Gracias a la gran resolución de imagen que proporciona la OCTA, y a que permite una monitorización muy precisa de los pacientes, “se pueden detectar diferentes hallazgos clínicos imperceptibles en las exploraciones rutinarias, lo que podría repercutir en el tratamiento y evolución de ciertas enfermedades oculares”, añade Fernández-Vigo.
Los oftalmólogos del Clínico San Carlos también emplean esta novedosa tecnología para evaluar las alteraciones vasculares asociadas al COVID-19 en la retina.

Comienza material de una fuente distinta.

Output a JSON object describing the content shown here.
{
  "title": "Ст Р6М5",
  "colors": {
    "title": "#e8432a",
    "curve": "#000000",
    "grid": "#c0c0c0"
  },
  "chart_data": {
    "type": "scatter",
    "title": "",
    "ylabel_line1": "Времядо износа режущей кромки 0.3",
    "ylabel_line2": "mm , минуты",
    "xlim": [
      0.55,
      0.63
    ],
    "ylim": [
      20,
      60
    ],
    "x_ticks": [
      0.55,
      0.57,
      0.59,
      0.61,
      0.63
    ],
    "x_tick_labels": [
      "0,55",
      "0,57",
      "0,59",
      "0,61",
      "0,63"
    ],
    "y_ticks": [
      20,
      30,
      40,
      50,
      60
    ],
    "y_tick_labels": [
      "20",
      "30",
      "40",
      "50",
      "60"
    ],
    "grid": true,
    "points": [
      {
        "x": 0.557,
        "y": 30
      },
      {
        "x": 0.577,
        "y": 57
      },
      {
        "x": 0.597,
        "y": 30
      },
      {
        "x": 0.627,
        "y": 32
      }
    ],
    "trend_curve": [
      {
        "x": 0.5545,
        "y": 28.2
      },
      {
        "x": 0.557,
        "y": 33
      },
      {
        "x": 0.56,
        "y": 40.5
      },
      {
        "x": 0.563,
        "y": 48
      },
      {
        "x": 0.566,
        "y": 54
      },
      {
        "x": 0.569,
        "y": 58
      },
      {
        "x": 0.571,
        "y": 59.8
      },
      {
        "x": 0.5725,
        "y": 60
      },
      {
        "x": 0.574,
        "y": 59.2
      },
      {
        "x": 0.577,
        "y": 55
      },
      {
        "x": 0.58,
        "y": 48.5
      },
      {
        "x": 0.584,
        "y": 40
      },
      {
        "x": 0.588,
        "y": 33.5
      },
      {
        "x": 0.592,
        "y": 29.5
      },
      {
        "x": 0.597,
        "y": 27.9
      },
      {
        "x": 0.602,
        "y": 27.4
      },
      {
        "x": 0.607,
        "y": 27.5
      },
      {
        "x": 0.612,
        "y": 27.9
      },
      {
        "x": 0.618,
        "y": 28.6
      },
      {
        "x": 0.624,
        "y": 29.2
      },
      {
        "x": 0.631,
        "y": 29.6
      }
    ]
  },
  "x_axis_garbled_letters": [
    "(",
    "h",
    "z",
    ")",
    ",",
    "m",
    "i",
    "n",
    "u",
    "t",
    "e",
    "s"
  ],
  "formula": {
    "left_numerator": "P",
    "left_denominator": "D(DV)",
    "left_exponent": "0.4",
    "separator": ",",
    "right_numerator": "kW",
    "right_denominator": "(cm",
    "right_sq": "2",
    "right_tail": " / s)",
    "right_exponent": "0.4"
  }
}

Además, en los últimos años se han publicado diferentes estudios que avalan la utilidad de esta prueba “para detectar, a través de las alteraciones en la circulación ocular, los cambios producidos por la hipertensión arterial, la estenosis carotídea o el daño coronario, pudiendo proporcionar indicadores subclínicos valiosos para la estratificación no invasiva del riesgo y el daño existente en estos pacientes”, añade el oftalmólogo del Hospital Clínico San Carlos, Juan Donate.
La OCTA es una prueba inocua, y no invasiva, que permite valorar de forma directa y muy accesible el nervio óptico que, al formar parte del sistema nervioso central, resulta muy útil para el estudio y seguimiento de diferentes enfermedades neurodegenerativas, “abriendo nuevas perspectivas para los oftalmólogos y neurólogos, ya que al analizar el nervio óptico se ha descrito recientemente una asociación con valor pronóstico en diferentes enfermedades como el Alzheimer o el Parkinson, explica el jefe del Servicio de Oftalmología del Hospital Clínico San Carlos, Julián García-Feijóo.